# History of Modern Mathematics: A Conversation

*September 20, 2024 at the Institute for Advanced Study and by Zoom. *

**11:00am (ET) Introduction **Karen H Parshall (University of Virginia) and Sonja Brentjes (Wuppertal)

**11:05am (ET) *** Big Mathematics? The Classification of Finite Simple Groups, 1950s – 1980 *Volker Remmert (BU Wuppertal) and Rebecca Waldecker (MLU Halle-Wittenberg)

**12:15pm (ET) *** History of modern mathematics – how and why? (a panel discussion) *Alma Steingart (Columbia University, moderator); Helmut Hofer (IAS), Volker Remmert, Rebecca Waldecker, Akshay Venkatesh (IAS)

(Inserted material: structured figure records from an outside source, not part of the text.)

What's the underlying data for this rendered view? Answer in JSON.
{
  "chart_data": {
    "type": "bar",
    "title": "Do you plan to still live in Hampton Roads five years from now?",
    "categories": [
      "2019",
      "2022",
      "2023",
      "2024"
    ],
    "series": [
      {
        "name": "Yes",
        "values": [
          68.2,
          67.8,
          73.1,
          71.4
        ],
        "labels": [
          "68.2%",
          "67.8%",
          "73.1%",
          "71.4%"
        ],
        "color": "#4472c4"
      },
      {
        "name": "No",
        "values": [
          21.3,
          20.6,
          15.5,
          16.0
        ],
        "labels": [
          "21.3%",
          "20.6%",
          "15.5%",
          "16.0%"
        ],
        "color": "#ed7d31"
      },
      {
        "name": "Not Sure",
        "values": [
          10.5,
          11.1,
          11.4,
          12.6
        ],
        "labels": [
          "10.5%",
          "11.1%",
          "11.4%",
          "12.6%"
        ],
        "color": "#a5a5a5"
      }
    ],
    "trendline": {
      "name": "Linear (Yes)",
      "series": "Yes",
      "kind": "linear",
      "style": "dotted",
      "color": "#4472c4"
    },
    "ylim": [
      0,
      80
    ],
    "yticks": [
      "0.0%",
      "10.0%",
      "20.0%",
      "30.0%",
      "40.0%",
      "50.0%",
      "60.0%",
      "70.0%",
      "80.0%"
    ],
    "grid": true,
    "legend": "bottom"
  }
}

**Talk abstract: **The *Classification of Finite Simple Groups* (*CFSG*), also known as the *enormous theorem*, is a highlight of 20^{th}-century mathematics, both with respect to its mathematical content and to the complex process of proving the result. From a historical perspective, it offers an excellent opportunity to focus on more general developments in the history of 20^{th}-century mathematics, such as changing perceptions of what a mathematical proof is, the character and the many contexts of mathematics as an intergenerational and international collaborative enterprise, and the impact of Cold War research policies on *CFSG*/pure mathematics. We consider the *CFSG* as (possibly) the first instant of what we tentatively call *big mathematics* in this project. The existing proof of the *CFSG* is estimated to be spread on somewhere between 10.000 and 15.000 journal pages in ca. 500 separate articles written by more than 100 mathematicians. The unprecedented nature of this enterprise from the 1950s until the 1980s is quite tangible: the extraordinarily large number of mathematicians involved internationally (working as a team), the difficulty and complexity of the problem, the use of computers within the proof, the effect of the Cold War on *CFSG*/pure mathematics (e.g. via new funding possibilities by both civil and military agencies). The history of *CFSG* has to be studied as a key example of the impact of politics on research in pure mathematics in the Cold War, namely via new possibilities of funding research in general and of mathematical research in particular, a largely unexplored territory, but crucial for *CFSG*. The historical analysis will be guided by three themes: suitability of *big mathematics* as an analytical concept, the role of self-historicization in *CFSG*, and the changing nature of proof in mathematics in the second half of the 20^{th} century.

**About the panel discussion: ** There is much opportunity for collaboration between mathematicians and historians to examine together the recent history of mathematics. The practice of mathematics has changed greatly over the course of the twentieth century, and even more rapidly in recent years with the rise of computing and the internet. A deeper understanding of how cultural, intellectual, political, and social factors have interacted with and shaped the recent evolution of the discipline would be valuable both as intellectual history, and to inform the way mathematicians themselves think about their subject and anticipate to its future. This panel will look at the difficulties and possibilities of such collaborative historical work.